Monday, March 05, 2007

presentations and background color

In response to my last post about using laptops for presentations it has been suggested to me that using white (or a very bright color) as the background color can help some displays synchronise with the signal. I haven't had an opportunity to test this but it seems likely that as most computers are configured with a white background nowadays the display hardware is optimised for this case.

Another benefit of a light background is that it provides more ambient lighting to the room where the presentation is held. If all the lights are turned off (sometimes there is no dimmer switch) then the radiant light from the screen is the only form of illumination for the room.

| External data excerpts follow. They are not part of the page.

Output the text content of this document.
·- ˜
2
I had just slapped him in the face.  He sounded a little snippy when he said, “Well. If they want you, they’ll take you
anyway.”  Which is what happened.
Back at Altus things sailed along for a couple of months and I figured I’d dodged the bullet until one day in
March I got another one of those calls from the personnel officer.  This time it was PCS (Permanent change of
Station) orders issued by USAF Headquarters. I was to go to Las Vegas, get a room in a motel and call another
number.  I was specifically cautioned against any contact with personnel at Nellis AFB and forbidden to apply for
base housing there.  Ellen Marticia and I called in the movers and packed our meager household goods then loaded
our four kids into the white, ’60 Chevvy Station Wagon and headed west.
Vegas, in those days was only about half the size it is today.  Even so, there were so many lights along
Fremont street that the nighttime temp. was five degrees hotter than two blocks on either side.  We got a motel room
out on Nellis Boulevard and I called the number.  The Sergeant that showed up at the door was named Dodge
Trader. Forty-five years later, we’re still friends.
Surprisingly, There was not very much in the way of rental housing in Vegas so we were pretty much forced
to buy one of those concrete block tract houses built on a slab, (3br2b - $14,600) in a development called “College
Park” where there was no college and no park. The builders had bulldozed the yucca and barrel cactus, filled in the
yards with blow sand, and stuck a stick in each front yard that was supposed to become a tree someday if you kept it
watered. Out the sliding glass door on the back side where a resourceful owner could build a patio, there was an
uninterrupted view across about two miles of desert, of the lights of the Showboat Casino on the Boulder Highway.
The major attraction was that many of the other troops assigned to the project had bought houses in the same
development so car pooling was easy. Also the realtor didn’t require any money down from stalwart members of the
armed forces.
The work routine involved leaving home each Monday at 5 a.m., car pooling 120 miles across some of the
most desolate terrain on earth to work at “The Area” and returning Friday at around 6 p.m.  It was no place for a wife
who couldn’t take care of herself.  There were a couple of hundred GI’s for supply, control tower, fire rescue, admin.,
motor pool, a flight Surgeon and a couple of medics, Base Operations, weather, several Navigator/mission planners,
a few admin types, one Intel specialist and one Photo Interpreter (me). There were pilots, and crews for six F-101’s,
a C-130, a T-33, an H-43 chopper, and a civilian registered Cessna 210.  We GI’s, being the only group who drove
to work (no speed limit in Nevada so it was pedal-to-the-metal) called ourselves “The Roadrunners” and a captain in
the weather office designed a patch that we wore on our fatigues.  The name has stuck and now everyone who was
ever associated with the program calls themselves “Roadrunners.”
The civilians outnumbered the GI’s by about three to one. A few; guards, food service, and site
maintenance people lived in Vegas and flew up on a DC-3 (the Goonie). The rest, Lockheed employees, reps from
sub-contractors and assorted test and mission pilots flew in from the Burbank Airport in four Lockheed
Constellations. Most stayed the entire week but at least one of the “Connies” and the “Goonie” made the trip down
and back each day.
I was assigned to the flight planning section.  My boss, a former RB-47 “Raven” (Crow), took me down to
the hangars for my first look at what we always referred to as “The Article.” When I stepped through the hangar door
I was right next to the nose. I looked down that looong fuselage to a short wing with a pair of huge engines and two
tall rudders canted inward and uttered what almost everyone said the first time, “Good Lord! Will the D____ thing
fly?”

Finally with the way the current generation of beamers work there is less heat trapped in the beamer if there is mostly white on the screen. This will hopefully decrease the incidence of hardware failures during lectures (which unfortunately are not uncommon in my observation).


Based on a comment on this blog entry I did a quick survey of the color scemes, black on white, yellow on blue, and white on green. Black on white got the most votes with some people saying that yellow on blue was most aesthetic while black on white was easiest to read ("clear and boring" was one comment).

One person pointed out that the light diverges slightly so black on white makes the letters look smaller while white on black makes them look bigger. My response to this is to use a slightly larger font.


Anonymous said...

The problem with a white background is that it makes the presentation much harder to read. Yellow text on blue is best, followed by white on green. Neither sounds particularly great but try it.

Aigarius said...

I for one prefer white on black as then your words "beam" out if the screen and also the screen distracts people less from you. It is more useful if you have as little text as possible on the screen in large simple font.
The other way I like is to have powerful photos over the whole slide and then have the text in one side or corner in white letters with a black outline. Font must be large enough the too.

Rick Nelson said...

For the curiosity of an old pharte...
have you tried the old school green on black ?

Maybe its that I'm old, or set in my ways, or just colour blind (hell, maybe all three).